Das hätte sich leicht mit dem Verweis auf die Unglaubwürdigkeit der in krumme Touren verwickelten Zeugen abtun lassen, wären nicht parallel dazu eklatante Schlampereien des LKA ruchbar geworden. Da tauchte Wochen nach Prozeßbeginn plötzlich ein Aktenordner mit Protokollen auf, der im LKA nachträglich »gefunden« worden war. Jüngst stellte

die Verteidigung fest, daß das Datum von Vernehmungen nicht mit dem der Protokolle übereinstimmte. Zu allem Überfluß berichtete jetzt ein Nachrichtenmagazin unter Berufung auf ein Aktenblatt der Polizei, daß diese vorab Informationen über den geplanten Mord und die Täter erhalten habe. Damit wurden Zeugenaussagen bestätigt.

Die Beweislage ist für das Gericht hauchdünn und der Ausgang des Verfahrens völlig ungewiß. Allerdings hat es seit langem gehegte Vermutungen genährt, daß der Thüringer Immobilienmarkt von Kreisen des organisierten Verbrechens zum Geldwaschen genutzt wird. Weil er Schulden bei den Türken hatte, bändelte ein Immobilienmakler zu seinem Schutz mit den jetzt Angeklagten an, die in der Nähe von Erfurt einen Nachtklub für knapp vier Millionen Mark bauen wollten. Das Vorhaben scheiterte aber an Geldmangel. Daß der inzwischen bankrotte Immobilienmakler, der sich Zeugenaussagen zufolge mit besten Kontakten zu höchsten Stellen der Stadt Er-

furt und Optionen auf städtische Grundstücke gebrüstet hat, bei einem Finanzmakler schon wieder um einen Millionenkredit baggert, läßt vermuten, daß er im Geschäft bleiben möchte.

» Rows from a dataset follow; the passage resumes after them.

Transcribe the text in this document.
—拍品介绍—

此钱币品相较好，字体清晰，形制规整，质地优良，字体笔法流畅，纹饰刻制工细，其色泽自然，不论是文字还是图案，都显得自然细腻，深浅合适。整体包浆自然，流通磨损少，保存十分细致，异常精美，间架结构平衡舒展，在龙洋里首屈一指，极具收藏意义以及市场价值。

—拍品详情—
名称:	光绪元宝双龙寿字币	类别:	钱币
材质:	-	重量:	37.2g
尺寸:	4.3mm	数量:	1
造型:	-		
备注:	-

Inzwischen wurde eine Sonderkommission »Hecht« gebildet, die dem Polizeipräsidium untersteht und die Verstrickungen der Polizei untersuchen soll. Damit kreuzen sich nun im Sumpf des Thüringer Rotlichtmilieus die Wege der Ermittler mit denen der gegen sie ermittelnden Kollegen. Die CDU nutzte die günstige Gelegenheit für Angriffe auf Innenminister Richard Dewes (SPD) und bombardierte ihn mit parlamentarischen Anfrage, übersah dabei aber offenbar, daß die umstrittenen Personalentscheidungen bei der Polizei noch unter CDU-Innenministern getroffen wurden.

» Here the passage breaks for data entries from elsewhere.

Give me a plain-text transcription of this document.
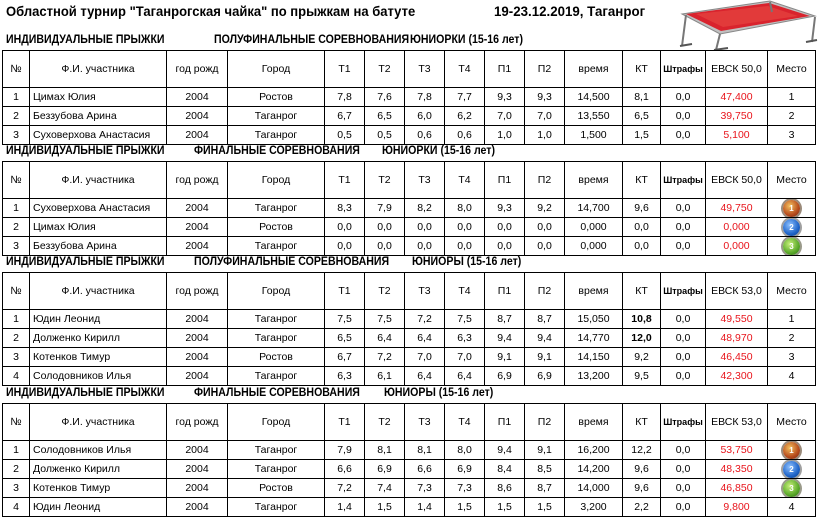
Областной турнир "Таганрогская чайка" по прыжкам на батуте	19-23.12.2019, Таганрог
ИНДИВИДУАЛЬНЫЕ ПРЫЖКИ	ПОЛУФИНАЛЬНЫЕ СОРЕВНОВАНИЯ ЮНИОРКИ (15-16 лет)
№	Ф.И. участника	год рожд	Город	T1	T2	T3	T4	П1	П2	время	КТ	Штрафы	ЕВСК 50,0	Место
1	Цимах Юлия	2004	Ростов	7,8	7,6	7,8	7,7	9,3	9,3	14,500	8,1	0,0	47,400	1
2	Беззубова Арина	2004	Таганрог	6,7	6,5	6,0	6,2	7,0	7,0	13,550	6,5	0,0	39,750	2
3	Суховерхова Анастасия	2004	Таганрог	0,5	0,5	0,6	0,6	1,0	1,0	1,500	1,5	0,0	5,100	3
ИНДИВИДУАЛЬНЫЕ ПРЫЖКИ	ФИНАЛЬНЫЕ СОРЕВНОВАНИЯ ЮНИОРКИ (15-16 лет)
№	Ф.И. участника	год рожд	Город	T1	T2	T3	T4	П1	П2	время	КТ	Штрафы	ЕВСК 50,0	Место
1	Суховерхова Анастасия	2004	Таганрог	8,3	7,9	8,2	8,0	9,3	9,2	14,700	9,6	0,0	49,750	1
2	Цимах Юлия	2004	Ростов	0,0	0,0	0,0	0,0	0,0	0,0	0,000	0,0	0,0	0,000	2
3	Беззубова Арина	2004	Таганрог	0,0	0,0	0,0	0,0	0,0	0,0	0,000	0,0	0,0	0,000	3
ИНДИВИДУАЛЬНЫЕ ПРЫЖКИ	ПОЛУФИНАЛЬНЫЕ СОРЕВНОВАНИЯ ЮНИОРЫ (15-16 лет)
№	Ф.И. участника	год рожд	Город	T1	T2	T3	T4	П1	П2	время	КТ	Штрафы	ЕВСК 53,0	Место
1	Юдин Леонид	2004	Таганрог	7,5	7,5	7,2	7,5	8,7	8,7	15,050	10,8	0,0	49,550	1
2	Долженко Кирилл	2004	Таганрог	6,5	6,4	6,4	6,3	9,4	9,4	14,770	12,0	0,0	48,970	2
3	Котенков Тимур	2004	Ростов	6,7	7,2	7,0	7,0	9,1	9,1	14,150	9,2	0,0	46,450	3
4	Солодовников Илья	2004	Таганрог	6,3	6,1	6,4	6,4	6,9	6,9	13,200	9,5	0,0	42,300	4
ИНДИВИДУАЛЬНЫЕ ПРЫЖКИ	ФИНАЛЬНЫЕ СОРЕВНОВАНИЯ ЮНИОРЫ (15-16 лет)
№	Ф.И. участника	год рожд	Город	T1	T2	T3	T4	П1	П2	время	КТ	Штрафы	ЕВСК 53,0	Место
1	Солодовников Илья	2004	Таганрог	7,9	8,1	8,1	8,0	9,4	9,1	16,200	12,2	0,0	53,750	1
2	Долженко Кирилл	2004	Таганрог	6,6	6,9	6,6	6,9	8,4	8,5	14,200	9,6	0,0	48,350	2
3	Котенков Тимур	2004	Ростов	7,2	7,4	7,3	7,3	8,6	8,7	14,000	9,6	0,0	46,850	3
4	Юдин Леонид	2004	Таганрог	1,4	1,5	1,4	1,5	1,5	1,5	3,200	2,2	0,0	9,800	4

Nach wochenlangem Gezerre mußte Dewes schließlich seinen LKA-Chef opfern. Das Problem ist damit längst nicht gelöst, mußte Dewes doch einräumen, seit längerem von einer »undichten Stelle« in der Polizei gewußt zu haben. Das

ist offenbar aber nicht der einzige Schwachpunkt. Inzwischen ermittelt auch das Justizministerium, um herauszufinden, warum prozeßwichtige Akten bei der Staatsanwaltschaft in Gera schmorten. Der Vorsitzende Richter, Frieder Liebhard, sieht das Verfahren schon gefährdet, wenn »das so weiter geht«. Zu den diversen Ungereimtheiten will die PDS-Fraktion im Thüringer Landtag demnächst den Innenminister befragen. Sollten dessen Antworten keine ausreichende Aufklärung geben, erwägt die PDS, einen Untersuchungsausschuß zu beantragen.

Hinter vorgehaltener Hand wird in Polizeikreisen übrigens Genugtuung darüber deutlich, daß es ausgerechnet die hochgelobten Westimporte sind, die ins Zwielicht geraten. Schließlich waren bei dem Postenschacher der zurückliegenden Jahre auch unbelastete, hochqualifizierte Polizisten, deren Laufbahn in der Volkspolizei der DDR begonnen hatte, »übersehen« worden. Daß für den Verrat polizeilicher Dienstgeheimnisse jetzt ausgerechnet vormalige Volkspolizisten verantwortlich sein sollen, die inzwischen bei Sicherheitsdiensten tätig sind, paßt in das gängige Schema von Gut und Böse, das von der Praxis allerdings zunehmend ad absurdum geführt wird.